No contexto da União Europeia, verifica-se uma subida da participação feminina no mercado de trabalho, e Portugal destaca-se por apresentar uma taxa de emprego feminino acima da média europeia.

5) Disparidade salarial aumenta com o avançar da idade

As trabalhadoras portuguesas perdem, em média, 0,45 euros por hora quando transitam da rush hour para a fase tardia da idade ativa. Tanto em Portugal como na Europa, à medida que a idade e as carreiras profissionais avançam, a disparidade salarial entre homens e mulheres vai aumentando.
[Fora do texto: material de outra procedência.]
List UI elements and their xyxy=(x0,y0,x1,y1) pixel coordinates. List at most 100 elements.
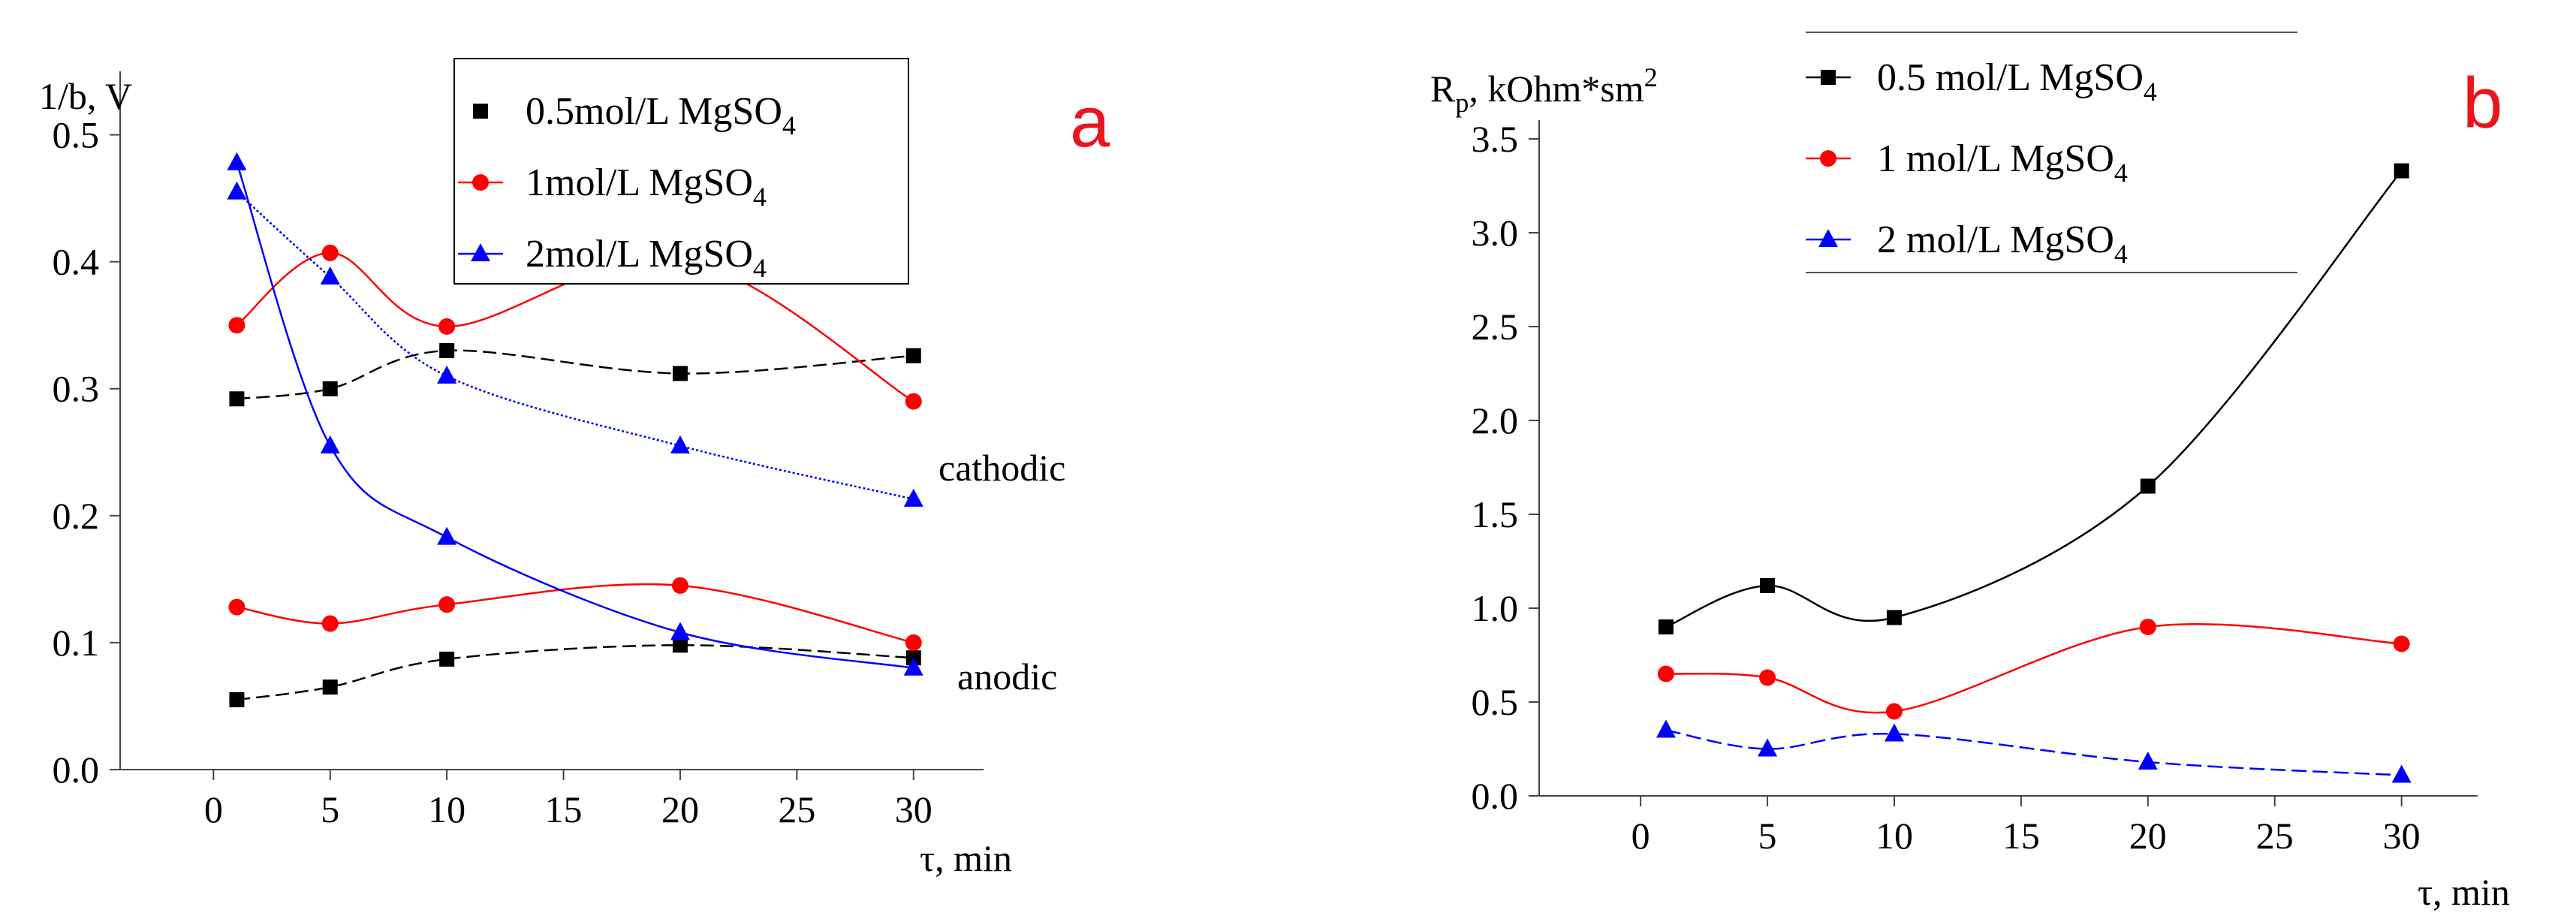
legend-box xyxy=(453,58,909,285)
legend-label-sub: 4 xyxy=(2114,239,2128,269)
data-point xyxy=(2394,163,2409,179)
x-tick-label: 10 xyxy=(1876,815,1913,857)
y-tick-label: 1.0 xyxy=(1472,587,1519,629)
legend-label: 0.5 mol/L MgSO4 xyxy=(1877,56,2157,107)
legend-label: 2 mol/L MgSO4 xyxy=(1877,218,2128,269)
legend-label: 1mol/L MgSO4 xyxy=(526,161,767,212)
data-point xyxy=(905,348,921,363)
data-point xyxy=(321,615,339,632)
x-tick-label: 30 xyxy=(2383,815,2421,857)
y-tick-label: 0.2 xyxy=(53,495,100,537)
data-point xyxy=(437,365,457,384)
x-tick-label: 5 xyxy=(321,788,339,830)
data-point xyxy=(1656,719,1676,738)
data-point xyxy=(903,488,923,507)
chart-b: 0.0 0.5 1.0 1.5 2.0 2.5 3.0 3.5 0 5 10 15 20 25 30 Rp, … xyxy=(1430,32,2510,913)
data-point xyxy=(903,657,923,676)
data-point xyxy=(320,266,340,285)
legend-label: 1 mol/L MgSO4 xyxy=(1877,137,2128,188)
x-tick-label: 0 xyxy=(204,788,223,830)
series-line xyxy=(237,644,914,701)
data-point xyxy=(228,317,246,334)
data-point xyxy=(905,393,922,410)
y-axis-label: Rp, kOhm*sm2 xyxy=(1430,62,1658,118)
data-point xyxy=(1658,619,1674,634)
series-line xyxy=(1665,622,2402,714)
y-tick-label: 2.5 xyxy=(1472,306,1519,348)
data-point xyxy=(322,679,338,695)
y-tick-label: 3.5 xyxy=(1472,118,1519,160)
series xyxy=(1657,619,2410,720)
data-point xyxy=(320,435,340,453)
x-tick-label: 5 xyxy=(1758,815,1777,857)
legend-label-sub: 4 xyxy=(782,110,796,140)
legend-label-sub: 4 xyxy=(753,253,767,283)
legend-label-main: 0.5 mol/L MgSO xyxy=(1877,56,2144,99)
y-tick-label: 0.4 xyxy=(53,241,100,283)
data-point xyxy=(670,435,690,453)
legend-label-main: 1mol/L MgSO xyxy=(526,161,753,204)
x-axis-label: τ, min xyxy=(2418,871,2510,913)
legend-label-main: 2 mol/L MgSO xyxy=(1877,218,2114,261)
legend-label-sub: 4 xyxy=(2114,158,2128,188)
y-tick-label: 0.5 xyxy=(1472,681,1519,723)
data-point xyxy=(437,526,457,545)
series-line xyxy=(236,252,914,402)
y-tick-label: 0.5 xyxy=(53,114,100,156)
data-point xyxy=(438,596,456,613)
data-point xyxy=(439,343,455,358)
x-tick-label: 15 xyxy=(2002,815,2040,857)
data-point xyxy=(1885,703,1903,720)
y-axis-label-main: R xyxy=(1430,68,1456,110)
y-axis-label: 1/b, V xyxy=(39,75,132,117)
panel-label: b xyxy=(2463,63,2502,143)
data-point xyxy=(227,181,247,200)
legend-label: 0.5mol/L MgSO4 xyxy=(526,90,796,140)
legend-marker xyxy=(1820,150,1836,167)
x-tick-label: 20 xyxy=(2129,815,2167,857)
legend-marker xyxy=(471,243,490,261)
x-tick-label: 25 xyxy=(2256,815,2294,857)
series-line xyxy=(237,349,914,400)
legend-label-main: 0.5mol/L MgSO xyxy=(526,90,782,133)
series xyxy=(1658,163,2409,634)
y-axis-label-sub: p xyxy=(1455,88,1469,118)
data-point xyxy=(322,381,338,396)
data-point xyxy=(1760,578,1776,593)
series xyxy=(229,343,921,407)
annotation-label: cathodic xyxy=(939,447,1065,489)
x-tick-label: 0 xyxy=(1631,815,1650,857)
data-point xyxy=(672,366,688,381)
series xyxy=(227,181,923,507)
y-tick-label: 0.0 xyxy=(53,749,100,791)
legend-marker xyxy=(472,174,489,191)
y-tick-label: 0.3 xyxy=(53,368,100,410)
data-point xyxy=(671,577,688,594)
data-point xyxy=(1886,610,1902,625)
y-tick-label: 0.0 xyxy=(1472,775,1519,817)
y-axis-label-unit: , kOhm*sm xyxy=(1469,68,1644,110)
legend-label-main: 1 mol/L MgSO xyxy=(1877,137,2114,180)
data-point xyxy=(672,637,688,653)
data-point xyxy=(2138,752,2158,770)
panel-label: a xyxy=(1070,82,1110,162)
legend-marker xyxy=(1818,229,1838,247)
legend-label-sub: 4 xyxy=(2144,77,2157,107)
data-point xyxy=(1758,738,1778,757)
data-point xyxy=(438,318,456,335)
series xyxy=(229,637,921,707)
series-line xyxy=(237,583,914,644)
data-point xyxy=(229,692,245,707)
data-point xyxy=(1759,669,1776,686)
series xyxy=(228,577,922,651)
x-axis-label: τ, min xyxy=(920,837,1012,879)
x-tick-label: 25 xyxy=(778,788,815,830)
chart-a: 0.0 0.1 0.2 0.3 0.4 0.5 0 5 10 15 20 25 30 1/b, V τ, m… xyxy=(39,58,1110,879)
data-point xyxy=(670,622,690,640)
series xyxy=(1656,719,2412,783)
x-tick-label: 30 xyxy=(895,788,932,830)
x-tick-label: 20 xyxy=(661,788,699,830)
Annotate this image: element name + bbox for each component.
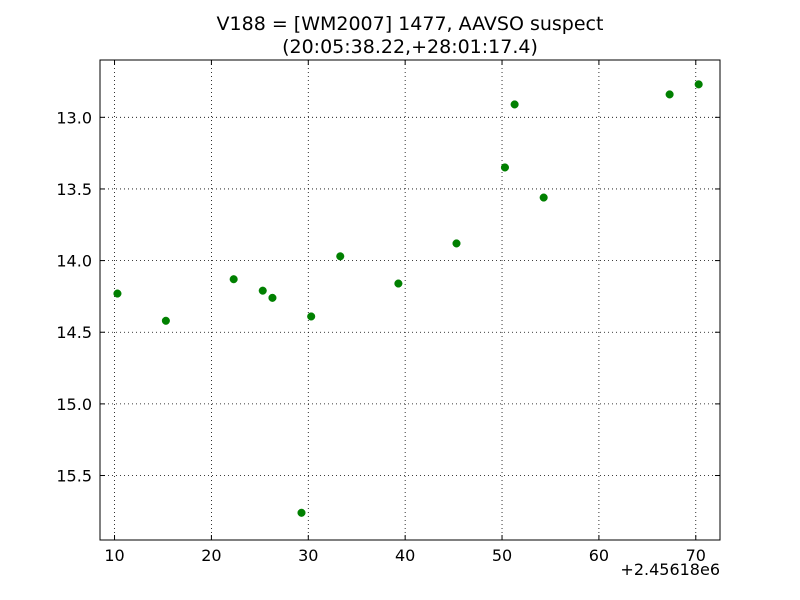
data-point <box>510 100 519 109</box>
y-tick-label: 15.5 <box>56 467 92 486</box>
data-point <box>268 293 277 302</box>
data-point <box>258 286 267 295</box>
data-point <box>307 312 316 321</box>
x-tick-label: 40 <box>395 546 415 565</box>
data-point <box>539 193 548 202</box>
tick-labels: 10 20 30 40 50 60 70 13.0 13.5 14.0 14.5 15.0 15.5 <box>56 108 706 565</box>
y-tick-label: 14.5 <box>56 323 92 342</box>
x-tick-label: 60 <box>589 546 609 565</box>
data-point <box>500 163 509 172</box>
data-points <box>113 80 703 517</box>
data-point <box>694 80 703 89</box>
y-tick-label: 15.0 <box>56 395 92 414</box>
x-tick-label: 30 <box>298 546 318 565</box>
data-point <box>297 508 306 517</box>
y-tick-label: 14.0 <box>56 252 92 271</box>
y-tick-label: 13.0 <box>56 108 92 127</box>
axis-ticks <box>100 60 720 540</box>
grid <box>100 60 720 540</box>
data-point <box>336 252 345 261</box>
y-tick-label: 13.5 <box>56 180 92 199</box>
x-tick-label: 70 <box>686 546 706 565</box>
data-point <box>665 90 674 99</box>
x-tick-label: 50 <box>492 546 512 565</box>
chart-title: V188 = [WM2007] 1477, AAVSO suspect <box>217 13 604 35</box>
x-offset-label: +2.45618e6 <box>620 560 720 579</box>
data-point <box>229 275 238 284</box>
chart-subtitle: (20:05:38.22,+28:01:17.4) <box>282 36 538 58</box>
data-point <box>161 316 170 325</box>
x-tick-label: 10 <box>104 546 124 565</box>
data-point <box>113 289 122 298</box>
plot-frame <box>99 59 721 541</box>
x-tick-label: 20 <box>201 546 221 565</box>
data-point <box>452 239 461 248</box>
data-point <box>394 279 403 288</box>
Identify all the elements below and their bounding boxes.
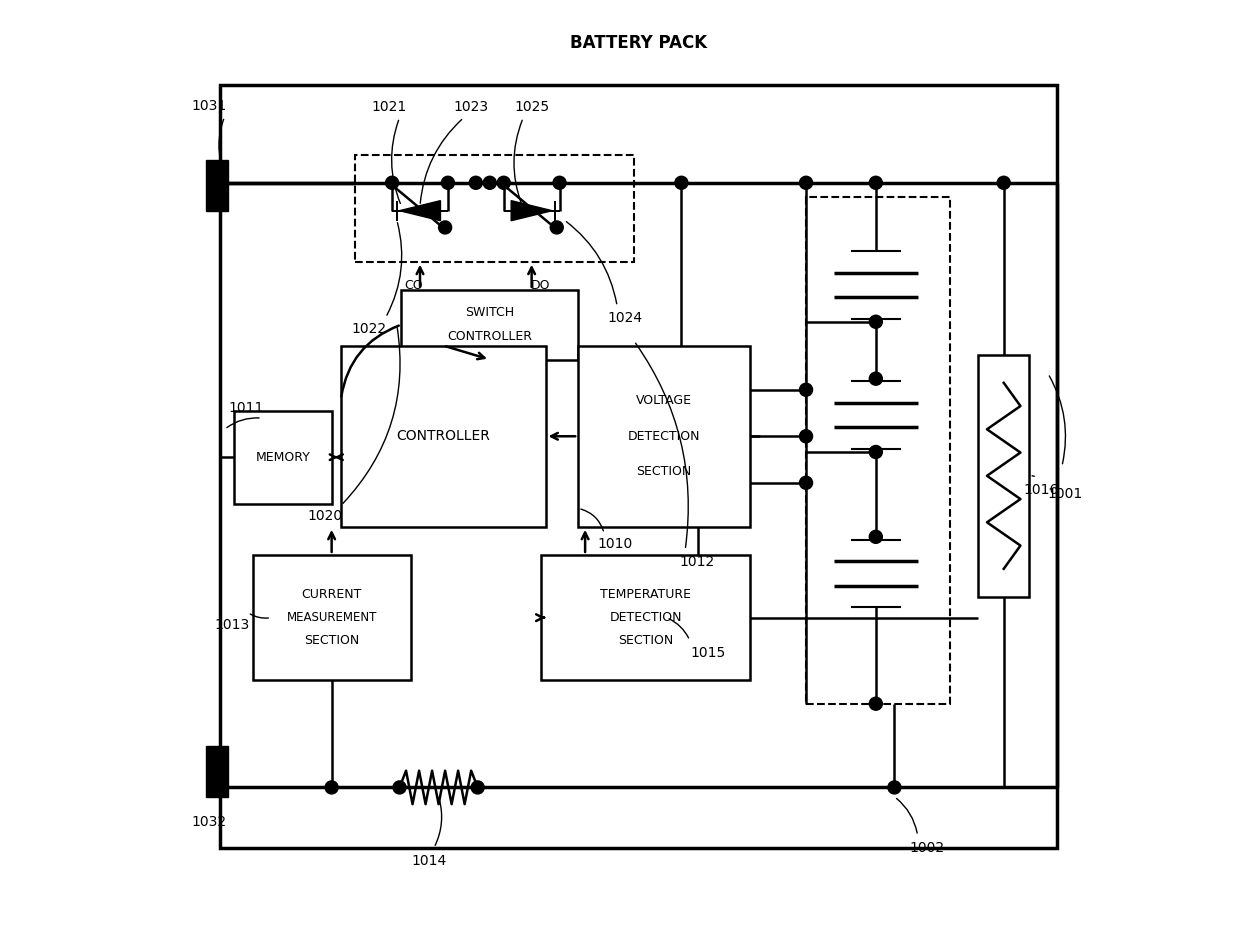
Text: 1014: 1014 (412, 854, 446, 868)
Text: 1013: 1013 (215, 618, 249, 632)
Polygon shape (511, 201, 552, 221)
Circle shape (471, 781, 484, 794)
Circle shape (800, 430, 812, 443)
Text: 1001: 1001 (1047, 487, 1083, 501)
Circle shape (869, 372, 883, 385)
Text: 1032: 1032 (191, 815, 227, 829)
Circle shape (800, 476, 812, 489)
Text: 1022: 1022 (351, 322, 387, 336)
Text: CO: CO (404, 279, 423, 292)
Text: 1023: 1023 (454, 101, 489, 115)
Bar (355, 155, 634, 262)
Bar (578, 345, 750, 527)
Text: 1031: 1031 (191, 99, 227, 113)
Bar (978, 355, 1029, 597)
Circle shape (869, 176, 883, 189)
Text: DETECTION: DETECTION (627, 430, 701, 443)
Circle shape (888, 781, 901, 794)
Text: CURRENT: CURRENT (301, 588, 362, 601)
Polygon shape (399, 201, 440, 221)
Text: DETECTION: DETECTION (609, 611, 682, 624)
Circle shape (800, 176, 812, 189)
Bar (402, 290, 578, 359)
Text: MEMORY: MEMORY (255, 451, 310, 464)
Circle shape (325, 781, 339, 794)
Circle shape (869, 530, 883, 543)
Bar (206, 745, 228, 797)
Circle shape (997, 176, 1011, 189)
Circle shape (553, 176, 565, 189)
Text: SECTION: SECTION (636, 466, 692, 478)
Text: SECTION: SECTION (618, 634, 673, 648)
Circle shape (800, 383, 812, 397)
Text: 1024: 1024 (608, 311, 642, 325)
Circle shape (869, 697, 883, 710)
Text: TEMPERATURE: TEMPERATURE (600, 588, 691, 601)
Circle shape (386, 176, 398, 189)
Text: VOLTAGE: VOLTAGE (636, 395, 692, 408)
Bar (806, 197, 950, 703)
Bar (234, 411, 331, 504)
Circle shape (439, 221, 451, 234)
Text: BATTERY PACK: BATTERY PACK (570, 35, 707, 52)
Text: CONTROLLER: CONTROLLER (397, 429, 490, 443)
Text: MEASUREMENT: MEASUREMENT (286, 611, 377, 624)
Circle shape (869, 445, 883, 458)
Text: 1011: 1011 (228, 401, 264, 415)
Bar (253, 555, 410, 680)
Text: 1010: 1010 (598, 536, 632, 550)
Circle shape (675, 176, 688, 189)
Text: 1012: 1012 (680, 555, 714, 569)
Text: SWITCH: SWITCH (465, 306, 515, 319)
Circle shape (213, 781, 227, 794)
Bar (541, 555, 750, 680)
Circle shape (551, 221, 563, 234)
Text: 1020: 1020 (308, 508, 342, 522)
Bar (341, 345, 546, 527)
Text: CONTROLLER: CONTROLLER (448, 330, 532, 343)
Circle shape (869, 315, 883, 328)
Circle shape (469, 176, 482, 189)
Text: 1015: 1015 (691, 646, 725, 660)
Bar (219, 85, 1058, 848)
Text: DO: DO (531, 279, 551, 292)
Text: SECTION: SECTION (304, 634, 360, 648)
Circle shape (441, 176, 454, 189)
Text: 1002: 1002 (909, 841, 945, 855)
Text: 1021: 1021 (372, 101, 407, 115)
Bar (206, 160, 228, 211)
Text: 1025: 1025 (515, 101, 549, 115)
Circle shape (484, 176, 496, 189)
Circle shape (393, 781, 405, 794)
Circle shape (213, 176, 227, 189)
Circle shape (497, 176, 510, 189)
Text: 1016: 1016 (1024, 482, 1059, 496)
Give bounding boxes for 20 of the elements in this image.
6) Mulheres correm maior risco de pobreza

As mulheres apresentam um risco de pobreza maior do que os homens em todos os países da União Europeia, em todas as idades da vida. Além disso, em Portugal, o risco de pobreza das mulheres em Portugal (26,6%) é superior à média da União Europeia (25,2%).

7) Tarefas domésticas recaem, sobretudo, sobre elas

À exceção da Finlândia, onde os homens jovens gastam tanto tempo como as mulheres jovens em trabalhos domésticos, “as mulheres despendem sempre mais horas por semana a cuidar da casa do que os homens, em qualquer idade da vida, em todos os países europeus”.

Portugal e Espanha são os países europeus onde se verificam maiores discrepâncias entre o tempo gasto por homens e mulheres jovens em tarefas domésticas (sete horas de diferença). Em Portugal, a diferença é maior na fase tardia da vida ativa (16 horas de diferença).

Educação e licenças de parentalidade equivalentes podem ser a solução

Na visão de João Cerejeira, economista e investigador da Universidade do Minho, há várias causas para explicar a disparidade salarial entre homens e mulheres. Por um lado, a escolha, por parte dos homens, de profissões melhor remuneradas.

“Os homens estão, por regra, em áreas ou ocupações que têm salários mais altos do que as mulheres, nomeadamente, as áreas ligadas à engenharia e às tecnologias de informação que têm salários mais elevados e onde a predominância masculina é maior do que a feminina”, começa por dizer.

Licenças de maternidade e de paternidade “deviam ser muito mais equivalentes”

Por outro lado, há uma maior dificuldade em promover mulheres, por causa da perceção de que as mulheres têm um absentismo maior do que os homens: “À mulher está associado um papel de apoio à família muito maior do que aos homens: quando há um problema familiar, de apoio a um filho ou a alguém de família. Essa perceção faz com que o empregador assuma que, à partida, a mulher irá ter descontinuidades maiores na vida profissional e, portanto, acaba por preferir homens na hora de contratar ou promover”.

Para João Cerejeira é fundamental apostar na “educação e na formação” dos mais jovens para alterar os estereótipos de género e desmistificar “a ideia de que há profissões de homens e profissões de mulheres”.

O investigador defende ainda que as licenças de maternidade e de paternidade “deviam ser muito mais equivalentes e deviam existir mecanismos que permitissem, por exemplo, tarefas repartidas de forma mais equitativa entre homens e mulheres”, remata.